1

I am trying to extract mixed mode content using Capybara. I did it using Nokogiri, but wonder why similar is not possible with Capybara.

require 'nokogiri'

doc = Nokogiri::HTML("<h1><em>Name</em>A Johnson </h1>")
puts doc.at_xpath("//h1/text()").content

It works, but when I try same XPath selector in Capybara it doesn't work.
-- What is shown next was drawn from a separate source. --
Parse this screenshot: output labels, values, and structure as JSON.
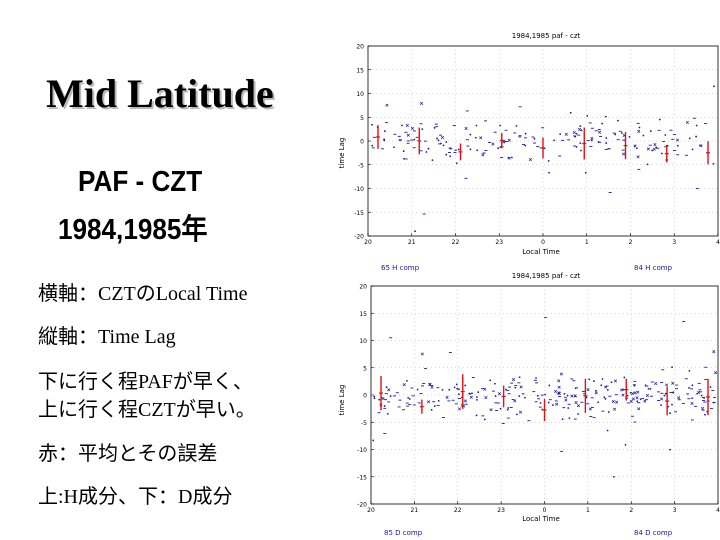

visit('http://stackoverflow.com')
puts find(:xpath, "//h1/text()").text

It raises error:

[remote server] file:///tmp/webdriver-profile20120915-8089-kxrvho/extensions/fxdriver@googlecode.com/components/driver_component.js:6582:in `unknown': The given selector //h1/text() is either invalid or does not result in a WebElement. The following error occurred: (Selenium::WebDriver::Error::InvalidSelectorError)
[InvalidSelectorError] The result of the xpath expression "//h1/text()" is: [object Text]. It should be an element.

How to extract this text?

Community
  • 1
  • 1
Иван Бишевац
  • 12,001
  • 20
  • 60
  • 88
  • What the error message says is that the `.text` property is defined only for element objects -- not for text objects. I'd try something like: `find(:xpath, "//h1").text` – Dimitre Novatchev Sep 15 '12 at 15:04
  • I understand that it doesn't return element. But your solution `find(:xpath, "//h1").text` will not work good for `

    NameA Johnson

    `, it will extract `NameA Jonson`, but I want just `A Jonson'. Using nokogiri in example above `doc.at_xpath("//h1/text()").content` works. Maybe I should first extract element with Capybara's find and after that pass it to nokogiri element, so I could write something like: `hr = find("/hr"); nokogiri::Element(hr).at_xpath("./text()").content` but I am not sure how.
    – Иван Бишевац Sep 15 '12 at 15:16
  • If you have proper XPath implementation, what you need is: `//h1/text()`. So, it is logical to try to evaluate this XPath expression with the compliant implementation (Nokogiri). – Dimitre Novatchev Sep 15 '12 at 15:20
  • I don't know how to do this. Can you give me idea how to do this. – Иван Бишевац Sep 15 '12 at 15:26
  • Nope, I don't know anything about Ruby and these tools. – Dimitre Novatchev Sep 15 '12 at 15:32
  • Been trying to find something that works but this seems like a pretty tough problem. This might be relevant: http://stackoverflow.com/questions/4071937/how-do-i-get-the-html-in-an-element-using-capybara But I couldn't find a way to do what you want. – Chris Salzberg Sep 15 '12 at 15:43

2 Answers2

2

Capybara requires a driver, and the XPath will be executed by the driver. From your error message, it is clear you are using selenium-webdriver, which will use a browser's native XPath implementation where available. For IE, it usees its own.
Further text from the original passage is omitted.